There are few tax and policy experts in the House and Senate, he told a packed room at the Iowa Commercial Real Estate Expo Tuesday in West Des Moines. It was a crowd with more than a passing interest in tax policy, especially as it pertains to the properties they manage, market and lease.
"Unlike legislatures of yore, there really appears to be precious few tax policy experts in the Iowa House or Senate able to exert both intellect and moderation into contemporary tax policy debates," he said.
Swenson is entering his fourth decade of studying Iowa tax policy. He has developed a reputation for examining data and delivering messages that aren't always well-received, especially by people pushing agendas that are driven more by politics than the desire to establish sound fiscal policy.
He joked that he has frequently testified about tax policy, but he's never certain that anyone is listening.
"No one has heeded one word of advice," he said. It's no little wonder that he is invited back.
Swenson set about to dash a few "articles of faith" regarding Iowa taxes, among them that we live in a high-tax state and that business taxes are strangling economic growth.
"We are genetically coded to hate the property tax," he said. "And if you are from rural Iowa, you are double genetically coded."

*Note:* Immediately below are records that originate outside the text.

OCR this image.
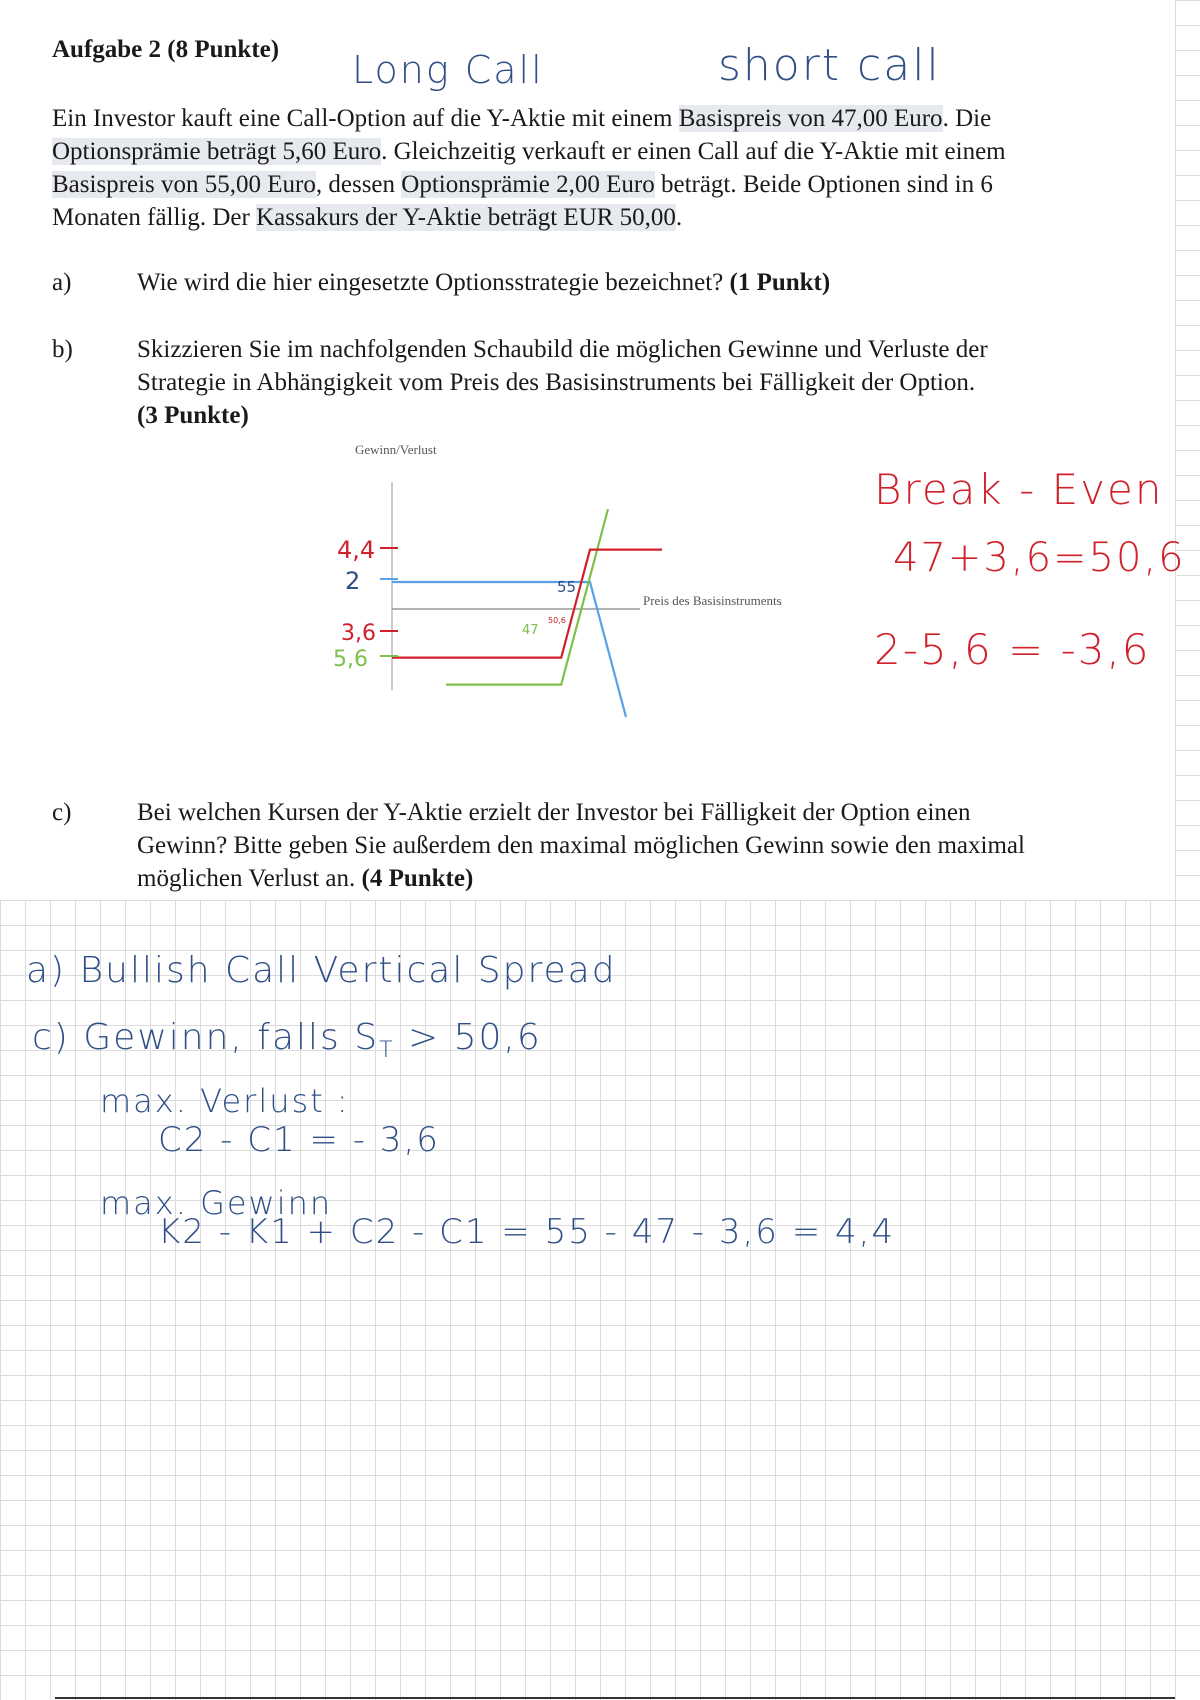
Aufgabe 2 (8 Punkte) Long Call	short call
Ein Investor kauft eine Call-Option auf die Y-Aktie mit einem Basispreis von 47,00 Euro. Die
Optionsprämie beträgt 5,60 Euro. Gleichzeitig verkauft er einen Call auf die Y-Aktie mit einem
Basispreis von 55,00 Euro, dessen Optionsprämie 2,00 Euro beträgt. Beide Optionen sind in 6
Monaten fällig. Der Kassakurs der Y-Aktie beträgt EUR 50,00.
a)	Wie wird die hier eingesetzte Optionsstrategie bezeichnet? (1 Punkt)
b)	Skizzieren Sie im nachfolgenden Schaubild die möglichen Gewinne und Verluste der
Strategie in Abhängigkeit vom Preis des Basisinstruments bei Fälligkeit der Option.
(3 Punkte)
Gewinn/Verlust
Preis des Basisinstruments
4,4
2
3,6
5,6
55
47
50,6
Break - Even
47+3,6=50,6
2-5,6 = -3,6
c)	Bei welchen Kursen der Y-Aktie erzielt der Investor bei Fälligkeit der Option einen
Gewinn? Bitte geben Sie außerdem den maximal möglichen Gewinn sowie den maximal
möglichen Verlust an. (4 Punkte)
a) Bullish Call Vertical Spread
c) Gewinn, falls $S_T > 50,6$
max. Verlust :
C2 - C1 = - 3,6
max. Gewinn
K2 - K1 + C2 - C1 = 55 - 47 - 3,6 = 4,4
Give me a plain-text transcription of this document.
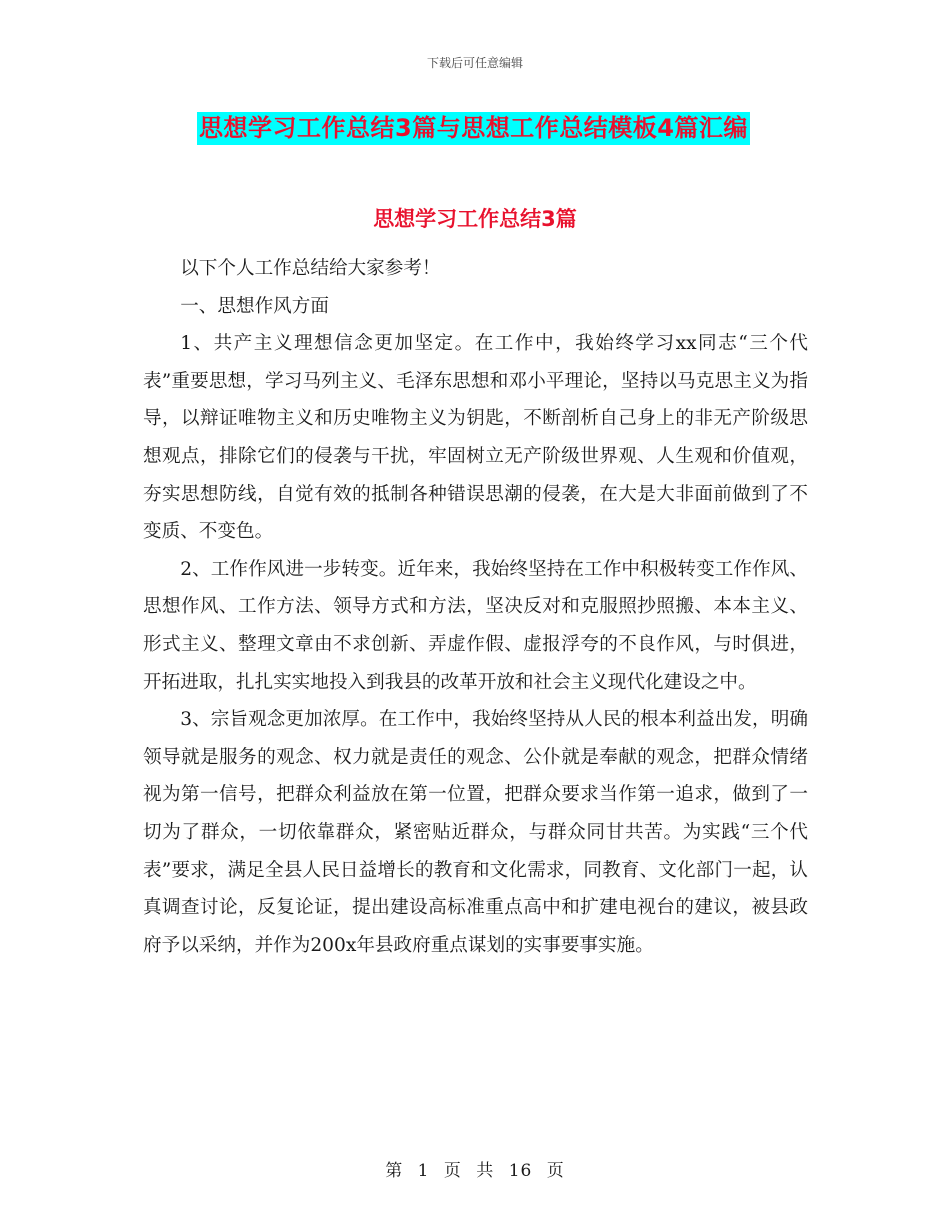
下载后可任意编辑
思想学习工作总结3篇与思想工作总结模板4篇汇编
思想学习工作总结3篇

以下个人工作总结给大家参考！

一、思想作风方面

1、共产主义理想信念更加坚定。在工作中，我始终学习xx同志“三个代表”重要思想，学习马列主义、毛泽东思想和邓小平理论，坚持以马克思主义为指导，以辩证唯物主义和历史唯物主义为钥匙，不断剖析自己身上的非无产阶级思想观点，排除它们的侵袭与干扰，牢固树立无产阶级世界观、人生观和价值观，夯实思想防线，自觉有效的抵制各种错误思潮的侵袭，在大是大非面前做到了不变质、不变色。

2、工作作风进一步转变。近年来，我始终坚持在工作中积极转变工作作风、思想作风、工作方法、领导方式和方法，坚决反对和克服照抄照搬、本本主义、形式主义、整理文章由不求创新、弄虚作假、虚报浮夸的不良作风，与时俱进，开拓进取，扎扎实实地投入到我县的改革开放和社会主义现代化建设之中。

3、宗旨观念更加浓厚。在工作中，我始终坚持从人民的根本利益出发，明确领导就是服务的观念、权力就是责任的观念、公仆就是奉献的观念，把群众情绪视为第一信号，把群众利益放在第一位置，把群众要求当作第一追求，做到了一切为了群众，一切依靠群众，紧密贴近群众，与群众同甘共苦。为实践“三个代表”要求，满足全县人民日益增长的教育和文化需求，同教育、文化部门一起，认真调查讨论，反复论证，提出建设高标准重点高中和扩建电视台的建议，被县政府予以采纳，并作为200x年县政府重点谋划的实事要事实施。

第 1 页 共 16 页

Farmers and homeowners have managed to control the tax debate in Iowa, Swenson said. Owners of commercial property have not. It is the only class of property taxed at its full value, and that situation has stirred considerable debate in the Legislature.
Gov. Terry Branstad has led the charge to lower commercial property taxes and, for the most part, the business community has cheered him on.
Since 1978, commercial property taxes have moved from making up a little more 10 percent of all property tax receipts to about 30 percent in fiscal 2011, he said. On the other hand, property taxes make up less than 2 percent of the state's gross domestic product.
Swenson pointed out that business taxes also are returned to taxpayers or reduced in several ways, through tax abatements, for example. Even the frequently lambasted 12 percent corporate tax rate is misleading, given that state only taxes profits on times sold within its borders and provides a 50 percent reduction from federal taxes. Companies such as Deere & Co. and Pioneer Hi-Bred International Inc. also receive sizable research activities tax credits.
Growth in commercial property taxes as a share of taxes has grown along with growth in personal income, Swenson said. Over the last two decades, most capital consumption has occurred in the commercial sector.
Swenson did provide a possible solution to governments wanting to balance strained budgets.
"If we could tax dumbness, we could balance a lot of budgets," he said.